I sent the tape. I waited one day. Two days. Four. After a week I told myself that someone as important as Mr. Bigtime had a lot going on and I would have to be patient. After 2 weeks my patience came to an end and I decided to call him.

“Who? Oh, yeah, right, Trent. Hey babe, been meaning to call… just business, you know how it goes. Anyway, got the tape, and I hate to tell you this, but it’s not what I need right now. Listen, don’t take this wrong; you’ve got some good stuff! You just aren’t quite there yet, and don’t think I mean that in a bad way! Hey, keep at it. Who knows what could happen in a few years? Hey, gotta run, but call me if you’re in town, we’ll do the lunch thing, okay? Keep the faith, Brother! Later!”

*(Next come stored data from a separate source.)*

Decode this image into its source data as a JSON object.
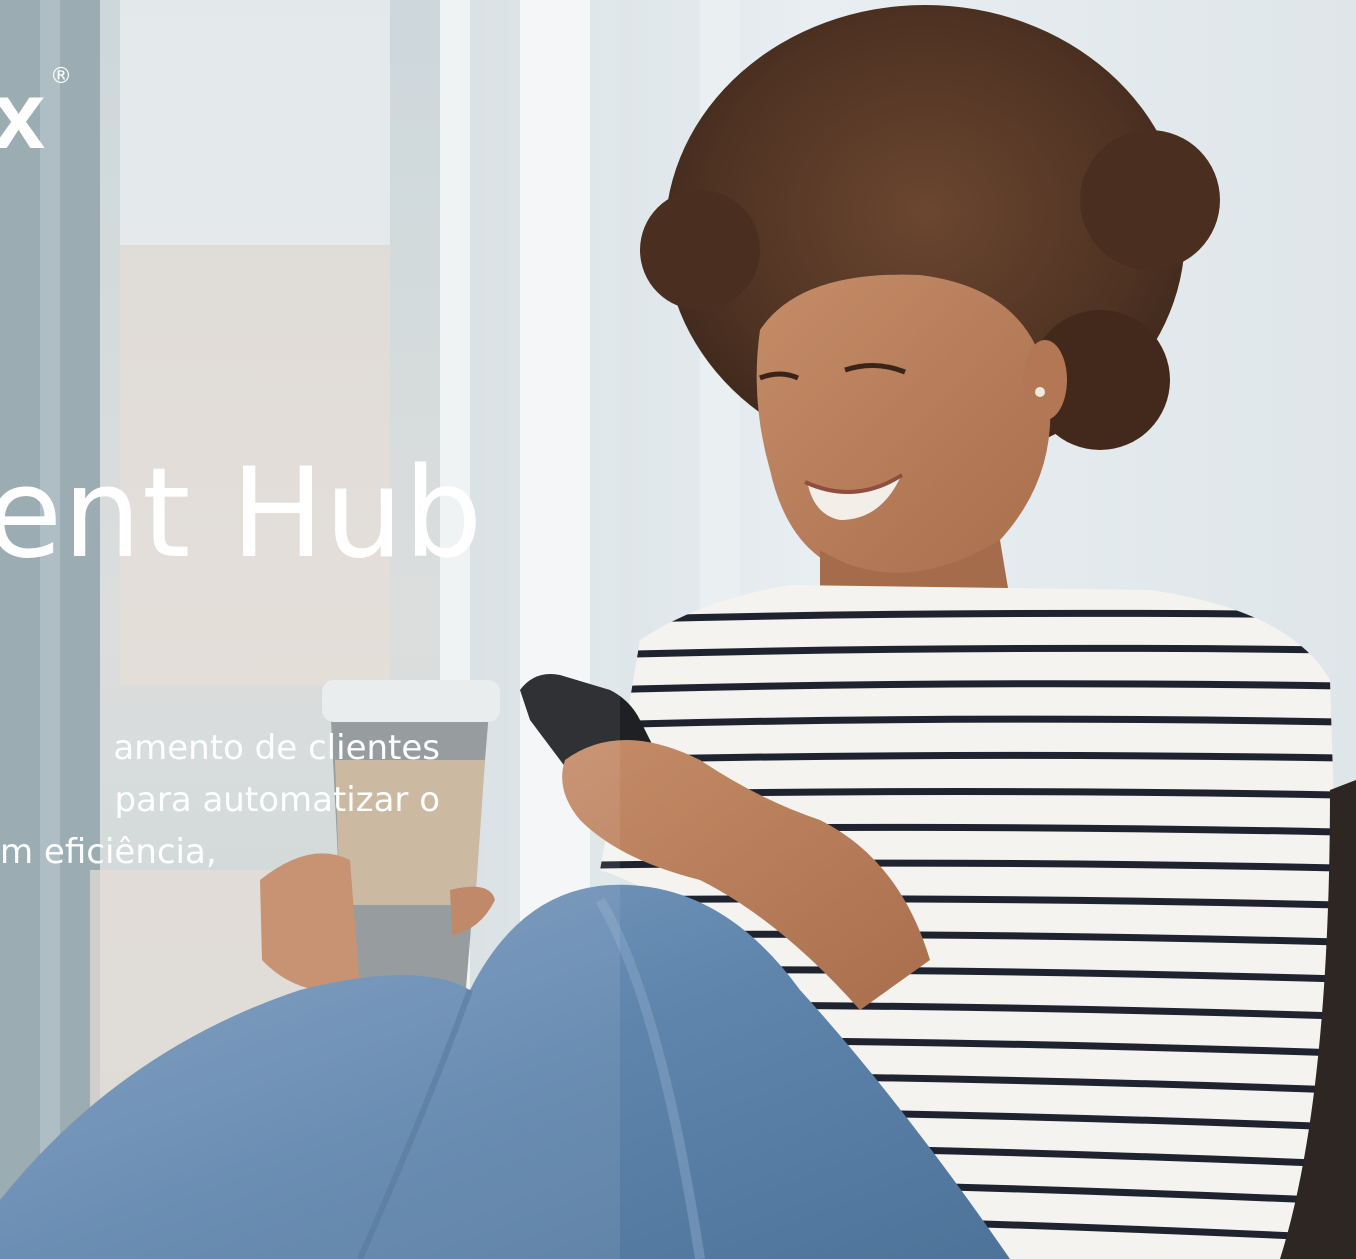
{
  "logo": {
    "text": "x",
    "registered_mark": "®"
  },
  "hero": {
    "headline": "ent Hub",
    "description_lines": [
      "amento de clientes",
      "para automatizar o",
      "m eficiência,"
    ]
  },
  "colors": {
    "text": "#ffffff",
    "window_light": "#e6ecef",
    "frame": "#8a9ba3",
    "stripe": "#1f2330",
    "denim": "#5f85ad",
    "hair": "#5a3a26",
    "skin": "#b9805e",
    "cup_sleeve": "#c7b49b",
    "cup_body": "#8f9597"
  },
  "icons": {
    "photo": "woman-with-phone-photo"
  }
}
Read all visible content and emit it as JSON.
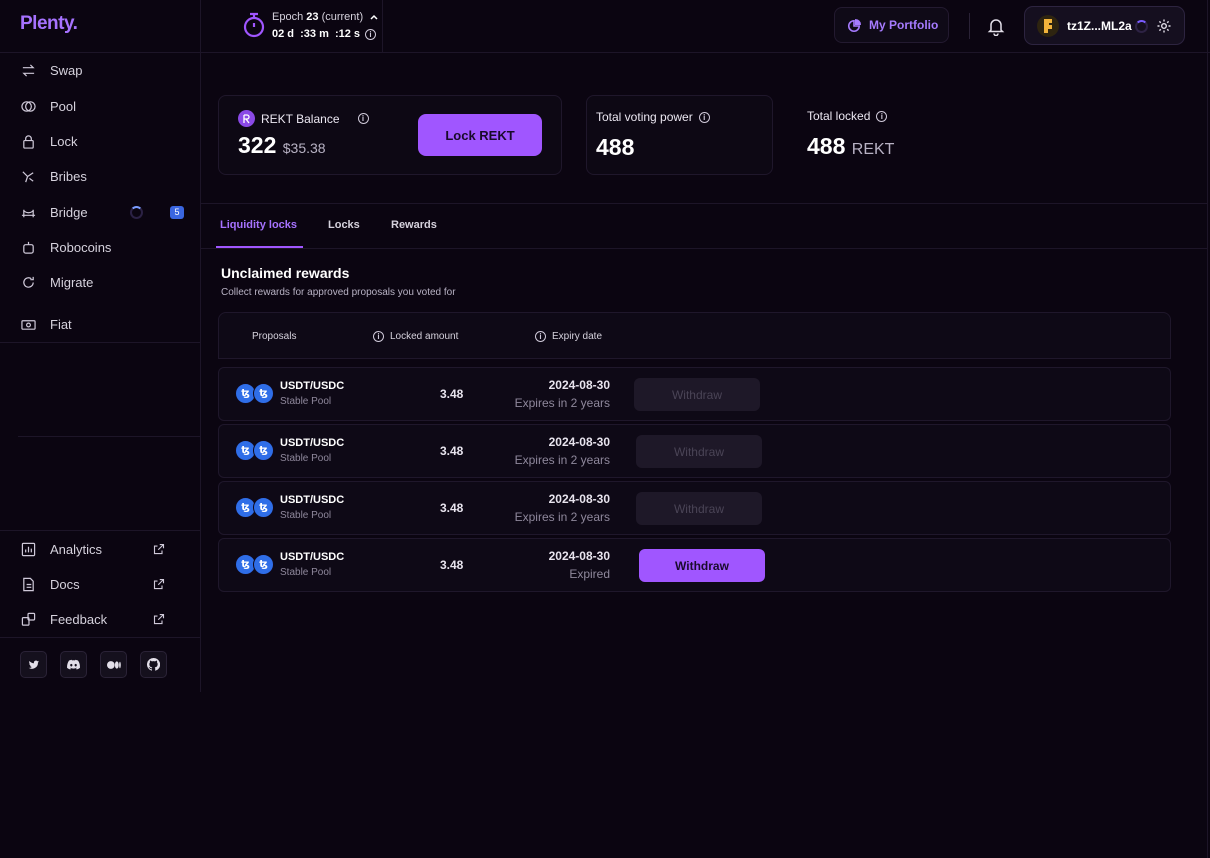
{
  "brand": {
    "logo": "Plenty."
  },
  "sidebar": {
    "items": [
      {
        "label": "Swap",
        "icon": "swap-icon"
      },
      {
        "label": "Pool",
        "icon": "pool-icon"
      },
      {
        "label": "Lock",
        "icon": "lock-icon"
      },
      {
        "label": "Bribes",
        "icon": "bribes-icon"
      },
      {
        "label": "Bridge",
        "icon": "bridge-icon",
        "badge": "5"
      },
      {
        "label": "Robocoins",
        "icon": "robocoins-icon"
      },
      {
        "label": "Migrate",
        "icon": "migrate-icon"
      },
      {
        "label": "Fiat",
        "icon": "fiat-icon"
      }
    ],
    "links": [
      {
        "label": "Analytics",
        "icon": "analytics-icon"
      },
      {
        "label": "Docs",
        "icon": "docs-icon"
      },
      {
        "label": "Feedback",
        "icon": "feedback-icon"
      }
    ],
    "socials": [
      "twitter-icon",
      "discord-icon",
      "medium-icon",
      "github-icon"
    ]
  },
  "header": {
    "epoch_prefix": "Epoch",
    "epoch_number": "23",
    "epoch_status": "(current)",
    "countdown": "02 d  :33 m  :12 s",
    "portfolio_label": "My Portfolio",
    "wallet_address": "tz1Z...ML2a"
  },
  "stats": {
    "balance_label": "REKT Balance",
    "balance_value": "322",
    "balance_usd": "$35.38",
    "lock_button": "Lock REKT",
    "voting_label": "Total voting power",
    "voting_value": "488",
    "locked_label": "Total locked",
    "locked_value": "488",
    "locked_unit": "REKT"
  },
  "tabs": [
    {
      "label": "Liquidity locks",
      "active": true
    },
    {
      "label": "Locks",
      "active": false
    },
    {
      "label": "Rewards",
      "active": false
    }
  ],
  "section": {
    "title": "Unclaimed rewards",
    "subtitle": "Collect rewards for approved proposals you voted for"
  },
  "table": {
    "headers": [
      "Proposals",
      "Locked amount",
      "Expiry date"
    ],
    "rows": [
      {
        "pair": "USDT/USDC",
        "pool": "Stable Pool",
        "amount": "3.48",
        "date": "2024-08-30",
        "expiry": "Expires in 2 years",
        "action": "Withdraw",
        "enabled": false
      },
      {
        "pair": "USDT/USDC",
        "pool": "Stable Pool",
        "amount": "3.48",
        "date": "2024-08-30",
        "expiry": "Expires in 2 years",
        "action": "Withdraw",
        "enabled": false
      },
      {
        "pair": "USDT/USDC",
        "pool": "Stable Pool",
        "amount": "3.48",
        "date": "2024-08-30",
        "expiry": "Expires in 2 years",
        "action": "Withdraw",
        "enabled": false
      },
      {
        "pair": "USDT/USDC",
        "pool": "Stable Pool",
        "amount": "3.48",
        "date": "2024-08-30",
        "expiry": "Expired",
        "action": "Withdraw",
        "enabled": true
      }
    ]
  },
  "colors": {
    "accent": "#a056ff",
    "background": "#0b0511",
    "token": "#2f6ee8"
  }
}
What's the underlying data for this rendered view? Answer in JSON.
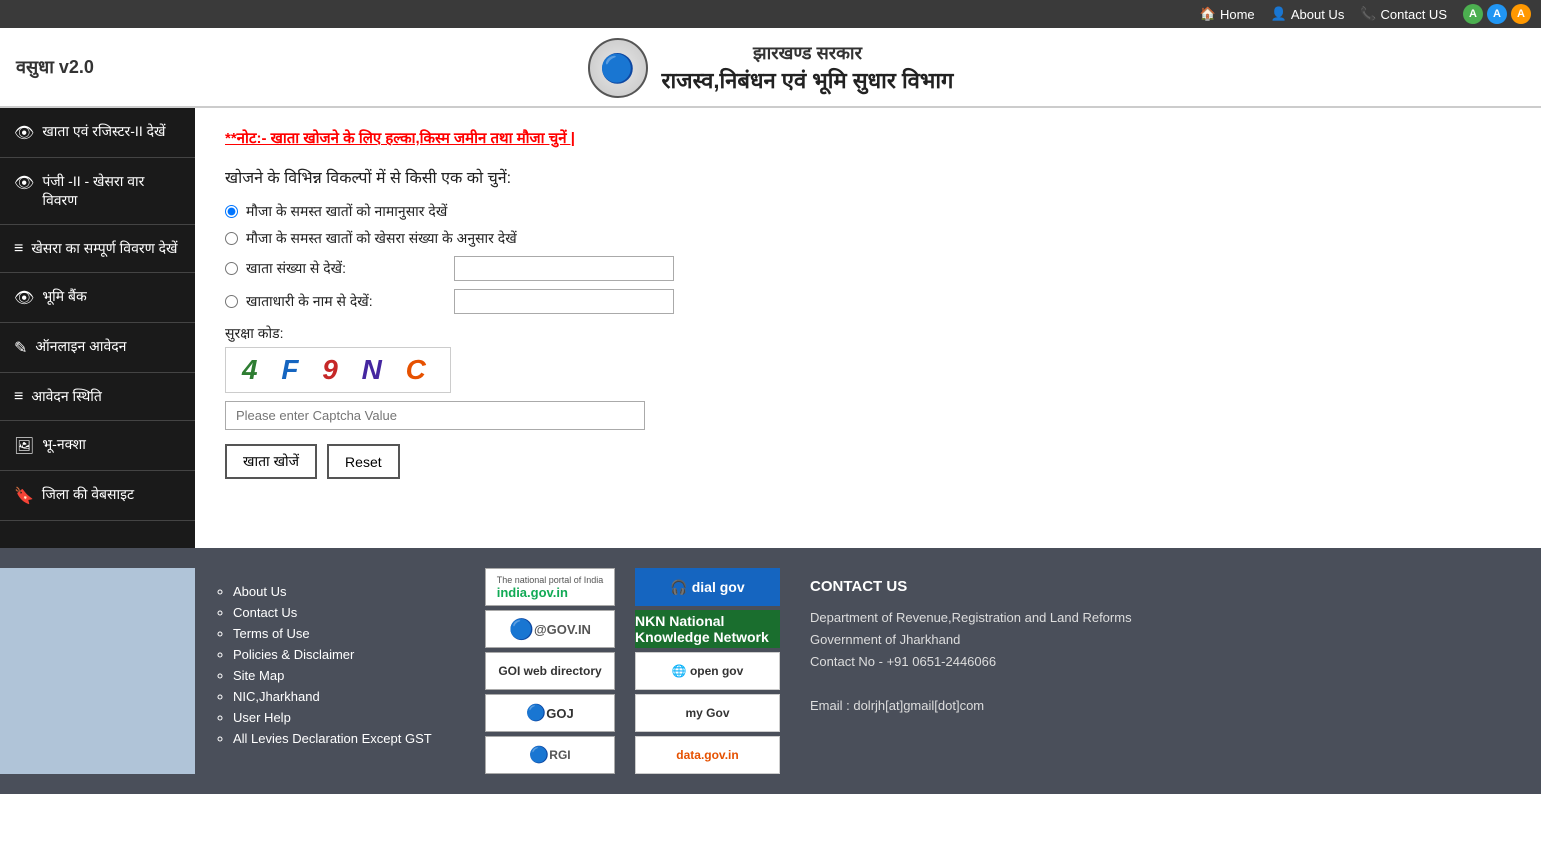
{
  "topnav": {
    "home": "Home",
    "about": "About Us",
    "contact": "Contact US"
  },
  "fontBtns": [
    "A",
    "A",
    "A"
  ],
  "header": {
    "vasudha": "वसुधा v2.0",
    "gov_name": "झारखण्ड सरकार",
    "dept_name": "राजस्व,निबंधन एवं भूमि सुधार विभाग"
  },
  "sidebar": {
    "items": [
      {
        "icon": "👁",
        "label": "खाता एवं रजिस्टर-II देखें"
      },
      {
        "icon": "👁",
        "label": "पंजी -II - खेसरा वार विवरण"
      },
      {
        "icon": "≡",
        "label": "खेसरा का सम्पूर्ण विवरण देखें"
      },
      {
        "icon": "👁",
        "label": "भूमि बैंक"
      },
      {
        "icon": "✎",
        "label": "ऑनलाइन आवेदन"
      },
      {
        "icon": "≡",
        "label": "आवेदन स्थिति"
      },
      {
        "icon": "🖼",
        "label": "भू-नक्शा"
      },
      {
        "icon": "🔖",
        "label": "जिला की वेबसाइट"
      }
    ]
  },
  "content": {
    "note": "**नोट:- खाता खोजने के लिए हल्का,किस्म जमीन तथा मौजा चुनें |",
    "search_heading": "खोजने के विभिन्न विकल्पों में से किसी एक को चुनें:",
    "radio1": "मौजा के समस्त खातों को नामानुसार देखें",
    "radio2": "मौजा के समस्त खातों को खेसरा संख्या के अनुसार देखें",
    "radio3_label": "खाता संख्या से देखें:",
    "radio4_label": "खाताधारी के नाम से देखें:",
    "security_label": "सुरक्षा कोड:",
    "captcha": "4 F 9 N C",
    "captcha_placeholder": "Please enter Captcha Value",
    "btn_search": "खाता खोजें",
    "btn_reset": "Reset"
  },
  "footer": {
    "links": [
      "About Us",
      "Contact Us",
      "Terms of Use",
      "Policies & Disclaimer",
      "Site Map",
      "NIC,Jharkhand",
      "User Help",
      "All Levies Declaration Except GST"
    ],
    "logos_col1": [
      {
        "label": "india.gov.in",
        "sub": "The national portal of India"
      },
      {
        "label": "@GOV.IN"
      },
      {
        "label": "GOI web directory"
      },
      {
        "label": "GOJ"
      },
      {
        "label": "RGI"
      }
    ],
    "logos_col2": [
      {
        "label": "dial gov",
        "style": "dial"
      },
      {
        "label": "National Knowledge Network",
        "style": "nkn"
      },
      {
        "label": "open gov",
        "style": "opengov"
      },
      {
        "label": "my Gov",
        "style": "mygov"
      },
      {
        "label": "data.gov.in",
        "style": "datagov"
      }
    ],
    "contact": {
      "title": "CONTACT US",
      "dept": "Department of Revenue,Registration and Land Reforms",
      "gov": "Government of Jharkhand",
      "phone": "Contact No - +91 0651-2446066",
      "email": "Email : dolrjh[at]gmail[dot]com"
    }
  }
}
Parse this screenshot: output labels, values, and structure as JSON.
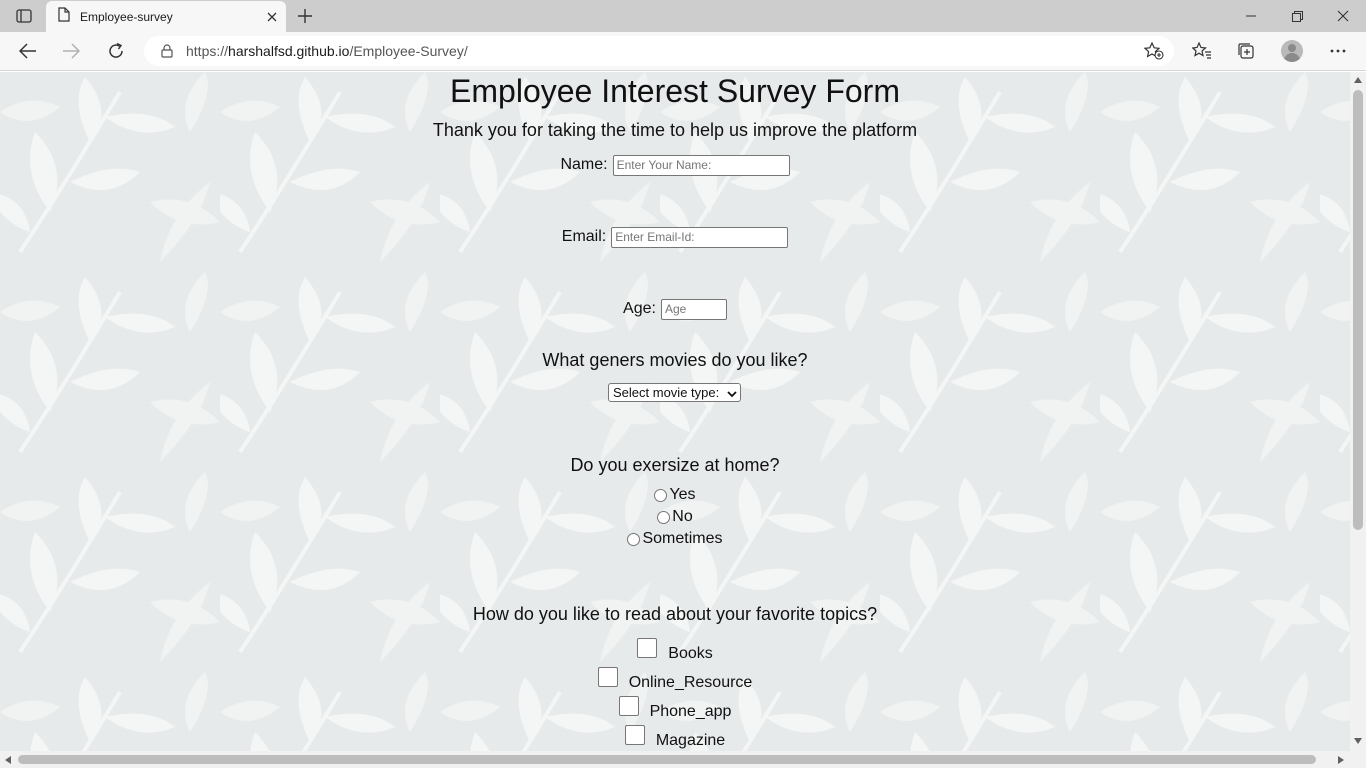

I wasn’t mad. Hurt a little, yes… but enlightened a lot. From that day, I quit speeding through my production and took just a little extra time to try making it better. I realized that while I might never be a Production God, I could always try to put my best out there. I may never meet Mr. Bigtime, but I know he’s out there, and he might be listening. And I want him to know that I learned my lesson.